Sales of Apple products has been dropping for the majority of resellers in the country, according to the resellers themselves. Even sales partners with strong Apple bases barely have been able to maintain sales. Chris Ferry, senior vice president of Graham MicroAge, a large Apple dealer in the midwest and one of Apple's largest education dealers, said that although Apple sales have stayed relatively even, it was only because of a few exceptional PowerBooks deals. Without those projects, sales would have dropped.
Meanwhile, institutional investors were pleased with the news. CalPERS, an investor and shareholder activist, described the management change as "long overdue."
"It's gratifying to see Apple's board took this independent step that's necessary for the future success of the company? and shareholders as well," said Brad Pacheco, a CalPERS spokesman.
The pension fund giant holds 709,565 shares and had placed Apple on its target list of top-ten underperforming companies. CalPERS had a meeting with Apple's board members and management scheduled for yesterday to discuss the computer maker's plans to restore profitability, but the company last week asked to postpone the meeting.
"We still plan to meet with the board, and in particular with the executive search team," Pacheco said. "CalPERS wants to know the skills they are seeking in a new CEO and discuss the strategic direction that this team has planned for the company."
No date has been set yet for that meeting.

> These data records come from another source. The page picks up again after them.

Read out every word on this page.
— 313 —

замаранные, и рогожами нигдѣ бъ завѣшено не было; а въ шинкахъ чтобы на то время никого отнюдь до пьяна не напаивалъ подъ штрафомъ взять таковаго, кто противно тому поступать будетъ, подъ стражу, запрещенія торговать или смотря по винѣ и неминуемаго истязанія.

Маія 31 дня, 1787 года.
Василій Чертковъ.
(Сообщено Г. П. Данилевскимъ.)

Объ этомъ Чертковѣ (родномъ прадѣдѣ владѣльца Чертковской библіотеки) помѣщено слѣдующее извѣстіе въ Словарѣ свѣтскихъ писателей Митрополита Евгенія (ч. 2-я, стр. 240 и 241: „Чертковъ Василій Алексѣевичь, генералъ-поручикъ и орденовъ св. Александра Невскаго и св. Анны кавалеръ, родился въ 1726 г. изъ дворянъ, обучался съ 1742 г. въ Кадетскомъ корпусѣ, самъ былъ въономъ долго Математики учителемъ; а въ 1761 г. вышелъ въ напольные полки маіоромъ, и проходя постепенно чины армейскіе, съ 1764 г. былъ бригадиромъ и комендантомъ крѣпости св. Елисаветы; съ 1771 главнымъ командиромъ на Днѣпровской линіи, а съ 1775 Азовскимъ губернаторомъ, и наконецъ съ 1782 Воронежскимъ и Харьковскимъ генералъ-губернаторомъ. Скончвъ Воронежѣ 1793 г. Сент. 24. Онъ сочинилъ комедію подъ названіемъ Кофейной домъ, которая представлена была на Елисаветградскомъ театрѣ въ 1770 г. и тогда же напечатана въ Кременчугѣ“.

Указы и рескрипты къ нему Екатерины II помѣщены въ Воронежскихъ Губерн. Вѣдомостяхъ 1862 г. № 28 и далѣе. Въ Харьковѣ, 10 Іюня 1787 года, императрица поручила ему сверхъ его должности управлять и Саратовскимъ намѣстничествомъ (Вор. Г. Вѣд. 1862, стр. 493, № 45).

One stock fund, which sold its 340,000 share stake in April when Apple's stock got a sudden jolt on talk of a buyout by an investment group headed by Oracle CEO Larry Ellison, said pulling out was a "no brainer."
Parnassus Fund head of research David Pogran, said, "We did the right thing. We don't see the catalyst. We look for undervalued companies with a catalyst over the next 12 months and we have not identified what that would be for Apple."
But, if a chance of a turn around becomes a possibility, Pogran said it would consider buying back in.
"A successor could be the catalyst we are looking for. We are not religiously opposed to investing in Apple, but it would have to be a show-me type situation. There is some X factor out there that prevents this company from turning around," he said.
Pogran said he has mixed feeling about the passing of the torch because the new blood could fuel growth or just create more turmoil. "Will this change result in delays of new products, like Rhapsody?" he asked.